Miami Dolphis ile San Diego Charges futbol maçı var geçtiğimiz pazar gün Amerika’da. Maçı CBS kanalı canlı yayınlıyor.
Ama, maçtan daha önemli bir “malzeme” var ellerinde. Başkan seçilen Trump ile TV’de ilk röportaj canlı yayınlanacak.
Kötü bir tesadüf, maç saatiyle röportajın saati çakışıyor. Trump mı, maç mı? Başkan seçildikten sonraki ilk canlı röportaj mı, maç mı?
CBS yönetimi karar veriyor:
Önce maç naklen yayınlanıyor, arkasından Trump ile röportaj.
Maç Trump’ın söyleceklerinden daha önemli görülüyor.
CBS yönetimi haklı çıkıyor.
Maçın reytingi Trump’ı geride bırakıyor, maç daha çok izleniyor.
Trump açısından başlangıç pek iç açıcı değil, başkan seçilmesine rağmen, vaziyet kel.
Gösteriş yerinde
Bununla birlikte, sözleriyle olmasa bile, aksesuarla Amerikan Halkının gözünü boyamayı deniyor.
CBS ile röportajda altından bir sandalyede oturuyor. Arkasında da, beyaz bir kartal kanadı, tüylerden yapılmış.
Röportaj pek heyecan vermiyor.
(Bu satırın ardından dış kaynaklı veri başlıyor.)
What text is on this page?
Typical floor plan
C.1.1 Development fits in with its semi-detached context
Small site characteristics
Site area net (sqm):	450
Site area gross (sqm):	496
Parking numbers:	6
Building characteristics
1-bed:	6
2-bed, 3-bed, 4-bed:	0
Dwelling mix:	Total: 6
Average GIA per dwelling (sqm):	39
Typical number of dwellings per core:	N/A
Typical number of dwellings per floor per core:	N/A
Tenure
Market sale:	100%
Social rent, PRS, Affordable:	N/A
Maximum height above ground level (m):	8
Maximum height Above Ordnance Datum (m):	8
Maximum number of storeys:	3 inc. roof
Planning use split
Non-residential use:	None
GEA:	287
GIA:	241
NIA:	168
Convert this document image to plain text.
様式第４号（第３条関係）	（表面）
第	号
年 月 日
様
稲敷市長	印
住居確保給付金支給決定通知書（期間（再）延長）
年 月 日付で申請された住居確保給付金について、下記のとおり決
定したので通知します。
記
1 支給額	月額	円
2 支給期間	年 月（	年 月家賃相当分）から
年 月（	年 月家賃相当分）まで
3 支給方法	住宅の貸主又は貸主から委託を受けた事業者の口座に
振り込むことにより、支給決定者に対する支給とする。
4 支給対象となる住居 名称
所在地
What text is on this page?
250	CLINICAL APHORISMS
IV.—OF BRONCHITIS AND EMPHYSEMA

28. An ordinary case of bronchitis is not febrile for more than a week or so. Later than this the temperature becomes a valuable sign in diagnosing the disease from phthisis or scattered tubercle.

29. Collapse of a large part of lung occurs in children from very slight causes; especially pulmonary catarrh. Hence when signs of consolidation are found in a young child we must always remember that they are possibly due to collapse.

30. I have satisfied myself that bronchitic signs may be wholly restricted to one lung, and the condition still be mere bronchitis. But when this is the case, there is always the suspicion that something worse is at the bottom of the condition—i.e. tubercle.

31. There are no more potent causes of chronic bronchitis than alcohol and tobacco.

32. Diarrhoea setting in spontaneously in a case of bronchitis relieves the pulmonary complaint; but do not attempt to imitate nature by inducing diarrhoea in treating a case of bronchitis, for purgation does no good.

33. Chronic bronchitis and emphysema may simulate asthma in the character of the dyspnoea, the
Kampanya sırasında söylediklerini tekrarlıyor, ama söze şöyle başlıyor:
“Hillary’i yenmek çok kolaydı.”
Ardından döktürüyor:
“-Meksika sınırına duvar örülecek,
-Üç milyon belgesiz göçmen Amerika’dan gönderilecek,
-Amerika uluslararası ittifaklarını gözden geçirecek, çünkü onlara çok para harcıyoruz.”
Bir dünya lideri için performansı inanılmaz düşük, ciddi sorunlarda hazırlıksız.
Hazırlıklı olduğu bir şey var.
“Yüksek Mahkeme (Anayasa Mahkemesi) üyeliğine, kürtaja karşı çıkan ve silah taşıma hakkını savunan kişileri atayacağım.”
Yani, kürtaj yasak, silah taşımak serbest. (Gerek kürtaj tartışmalarını, gerekse ruhsatlı silah satışına izin verilmesine ilişkin söylemleri bir yerlerden duymuşluğum var, hiç yabancı gelmiyor)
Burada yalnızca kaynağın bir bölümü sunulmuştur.